There have been more than one issue identified and corrected for this symptom. To resolve the known cases, the recommendations are:
1. For a host runing SLES 11 SP4, and acting as an NFS client: For the most part, the SP4 kernel already contained most of the fixes for this symptom when SP4 was first released. However, the most recent bug that leads to this symptom did effect SP4 kernels as well. Update the kernel to at least 3.0.101-68.1.
2. For a host running SLES 11 SP3, and acting as an NFS client, update the kernel to at least 3.0.101-0.47.71. (Most of the common causes for this problem where fixed by kernel 3.0.101-0.21, but later an additional case was found where sunrpc was not recovering properly from a network error, requiring the additional fix.)
3. For a host running SLES 11 SP2 (which is now out of maintenance), and acting as an NFS client:
A. If a Long Term SupportPack Service (LTSS) contract is present, update the kernel to at least 3.0.101-0.7.19.1 from the SLES 11 SP2 LTSS maintenance channel.
B. If a LTSS contract is not present, update to kernel 3.0.101-0.7.17 from the regular maintenance channel. This contains all but two of the potential fixes for this symptom. If this kernel does not correct the problem being seen, the options are to upgrade to SP3 or SP4, or obtain an LTSS contract for SP2.
If the kernel is already as new (or newer) than the fixed kernels listed in this TID, then do not assume that the issue being encountered is the one described in this document. Rather, investigate whether TCP communication is failing between the NFS client and NFS server. Communication failures can happen temporarily, and even on just one TCP connection at a time. So tests of "ping" or of various applications which use TCP connections may not give conclusive comparisons. Failure of all communication would explain NFS failure as well, but success of other communication will not prove that NFS's TCP communication is successful. Often, investigation of the specific NFS connection activity is required, via tcpdump.

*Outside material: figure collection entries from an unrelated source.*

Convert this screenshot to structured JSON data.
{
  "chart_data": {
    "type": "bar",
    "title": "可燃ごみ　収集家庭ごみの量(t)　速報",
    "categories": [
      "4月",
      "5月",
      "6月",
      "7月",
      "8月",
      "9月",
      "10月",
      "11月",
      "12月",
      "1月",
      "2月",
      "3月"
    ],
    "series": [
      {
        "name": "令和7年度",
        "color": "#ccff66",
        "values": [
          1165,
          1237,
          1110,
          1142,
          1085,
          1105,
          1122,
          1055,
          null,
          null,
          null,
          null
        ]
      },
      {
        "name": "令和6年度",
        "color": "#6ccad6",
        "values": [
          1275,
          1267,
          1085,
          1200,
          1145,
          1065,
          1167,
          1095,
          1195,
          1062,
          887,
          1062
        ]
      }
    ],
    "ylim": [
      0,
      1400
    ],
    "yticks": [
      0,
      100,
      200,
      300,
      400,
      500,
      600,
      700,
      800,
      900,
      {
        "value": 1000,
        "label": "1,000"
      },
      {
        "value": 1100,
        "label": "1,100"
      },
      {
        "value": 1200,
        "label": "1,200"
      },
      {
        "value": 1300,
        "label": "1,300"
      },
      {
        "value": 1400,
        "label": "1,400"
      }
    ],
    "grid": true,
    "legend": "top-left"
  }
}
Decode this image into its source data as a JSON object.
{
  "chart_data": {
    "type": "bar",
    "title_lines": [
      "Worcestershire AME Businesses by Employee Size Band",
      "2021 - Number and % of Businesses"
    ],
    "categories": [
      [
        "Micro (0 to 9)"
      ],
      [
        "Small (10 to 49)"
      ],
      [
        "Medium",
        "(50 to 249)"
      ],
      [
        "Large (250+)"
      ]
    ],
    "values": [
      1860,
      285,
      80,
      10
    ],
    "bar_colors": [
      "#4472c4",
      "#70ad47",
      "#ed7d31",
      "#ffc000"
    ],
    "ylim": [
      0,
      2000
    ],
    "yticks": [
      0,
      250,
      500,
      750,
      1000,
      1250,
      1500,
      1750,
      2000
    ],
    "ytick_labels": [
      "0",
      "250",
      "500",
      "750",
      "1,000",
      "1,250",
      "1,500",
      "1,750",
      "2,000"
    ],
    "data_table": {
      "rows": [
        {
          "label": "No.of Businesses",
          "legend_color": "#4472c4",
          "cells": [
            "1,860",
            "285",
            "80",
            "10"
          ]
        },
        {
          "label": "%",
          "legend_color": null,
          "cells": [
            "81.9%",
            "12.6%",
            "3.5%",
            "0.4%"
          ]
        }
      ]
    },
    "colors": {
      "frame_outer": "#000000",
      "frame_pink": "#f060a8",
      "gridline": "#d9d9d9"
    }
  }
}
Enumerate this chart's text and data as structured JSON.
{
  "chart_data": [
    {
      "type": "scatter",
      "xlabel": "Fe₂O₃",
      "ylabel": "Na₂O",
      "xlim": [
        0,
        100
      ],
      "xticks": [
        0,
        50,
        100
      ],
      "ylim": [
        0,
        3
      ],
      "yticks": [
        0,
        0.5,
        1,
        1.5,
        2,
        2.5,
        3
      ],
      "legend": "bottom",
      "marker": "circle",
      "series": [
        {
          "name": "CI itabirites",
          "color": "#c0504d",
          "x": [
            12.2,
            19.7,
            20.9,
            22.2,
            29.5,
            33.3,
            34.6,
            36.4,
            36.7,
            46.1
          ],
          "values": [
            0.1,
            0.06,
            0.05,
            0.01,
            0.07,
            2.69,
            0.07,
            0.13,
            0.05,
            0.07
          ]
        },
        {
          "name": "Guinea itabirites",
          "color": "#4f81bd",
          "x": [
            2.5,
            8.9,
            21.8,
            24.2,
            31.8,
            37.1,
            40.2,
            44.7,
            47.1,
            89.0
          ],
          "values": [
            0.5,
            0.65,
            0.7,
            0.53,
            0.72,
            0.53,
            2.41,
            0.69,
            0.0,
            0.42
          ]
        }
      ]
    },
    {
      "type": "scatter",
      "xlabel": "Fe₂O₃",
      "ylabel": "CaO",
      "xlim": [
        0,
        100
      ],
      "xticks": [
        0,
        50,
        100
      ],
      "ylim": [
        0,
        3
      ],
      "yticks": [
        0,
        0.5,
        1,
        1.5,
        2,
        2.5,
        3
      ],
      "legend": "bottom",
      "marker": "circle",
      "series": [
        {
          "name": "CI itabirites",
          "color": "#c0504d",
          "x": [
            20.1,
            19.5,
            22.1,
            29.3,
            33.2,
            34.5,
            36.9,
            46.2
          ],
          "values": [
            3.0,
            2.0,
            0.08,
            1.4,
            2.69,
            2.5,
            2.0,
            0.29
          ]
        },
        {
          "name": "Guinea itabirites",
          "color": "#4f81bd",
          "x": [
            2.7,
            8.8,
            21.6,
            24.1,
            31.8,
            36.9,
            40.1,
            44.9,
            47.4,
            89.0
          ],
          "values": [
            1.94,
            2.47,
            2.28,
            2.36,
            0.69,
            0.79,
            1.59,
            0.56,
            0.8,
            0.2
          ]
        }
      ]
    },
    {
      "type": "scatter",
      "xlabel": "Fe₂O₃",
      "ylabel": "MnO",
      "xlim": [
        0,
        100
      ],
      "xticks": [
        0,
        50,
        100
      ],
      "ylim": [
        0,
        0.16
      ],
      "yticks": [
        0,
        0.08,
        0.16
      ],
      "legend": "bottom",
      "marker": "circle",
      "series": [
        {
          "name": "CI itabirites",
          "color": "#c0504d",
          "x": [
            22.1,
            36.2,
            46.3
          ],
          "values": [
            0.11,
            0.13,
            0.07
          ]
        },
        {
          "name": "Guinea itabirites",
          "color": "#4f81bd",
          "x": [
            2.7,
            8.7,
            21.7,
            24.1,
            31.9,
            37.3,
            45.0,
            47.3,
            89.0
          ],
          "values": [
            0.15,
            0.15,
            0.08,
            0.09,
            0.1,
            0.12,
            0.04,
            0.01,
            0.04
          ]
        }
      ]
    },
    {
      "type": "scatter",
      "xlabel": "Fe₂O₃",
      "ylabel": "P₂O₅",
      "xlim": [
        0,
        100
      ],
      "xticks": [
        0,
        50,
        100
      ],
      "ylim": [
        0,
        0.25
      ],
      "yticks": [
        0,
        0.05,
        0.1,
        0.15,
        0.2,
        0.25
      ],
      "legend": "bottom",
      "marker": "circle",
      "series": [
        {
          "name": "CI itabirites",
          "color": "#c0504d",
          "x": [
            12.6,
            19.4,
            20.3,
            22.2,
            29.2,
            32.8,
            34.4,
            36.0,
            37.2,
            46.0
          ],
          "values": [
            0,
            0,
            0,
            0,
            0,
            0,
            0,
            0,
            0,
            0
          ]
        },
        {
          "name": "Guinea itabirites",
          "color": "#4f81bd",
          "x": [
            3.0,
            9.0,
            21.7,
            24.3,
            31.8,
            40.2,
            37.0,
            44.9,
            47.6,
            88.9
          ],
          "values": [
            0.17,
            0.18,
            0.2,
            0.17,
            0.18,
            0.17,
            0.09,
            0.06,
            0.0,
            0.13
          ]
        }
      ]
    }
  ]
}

On SLES 11 SP2, it might also be possible to avoid this symptom by back-reving the kernel to 3.0.74. This might resolve some cases of this symptom, but not others.
To the author's knowledge, this issue has only been reported by users of NFS v3. However, this may be a misleading coincidence, as the percentage of NFS v4 users is small compared to NFS v3. The code fix was made in sunrpc code, which is used by both NFS v3 and v4.
This Support Knowledgebase provides a valuable tool for NetIQ/Novell/SUSE customers and parties interested in our products and solutions to acquire information, ideas and learn from one another. Materials are provided for informational, personal or non-commercial use within your organization and are presented "AS IS" WITHOUT WARRANTY OF ANY KIND.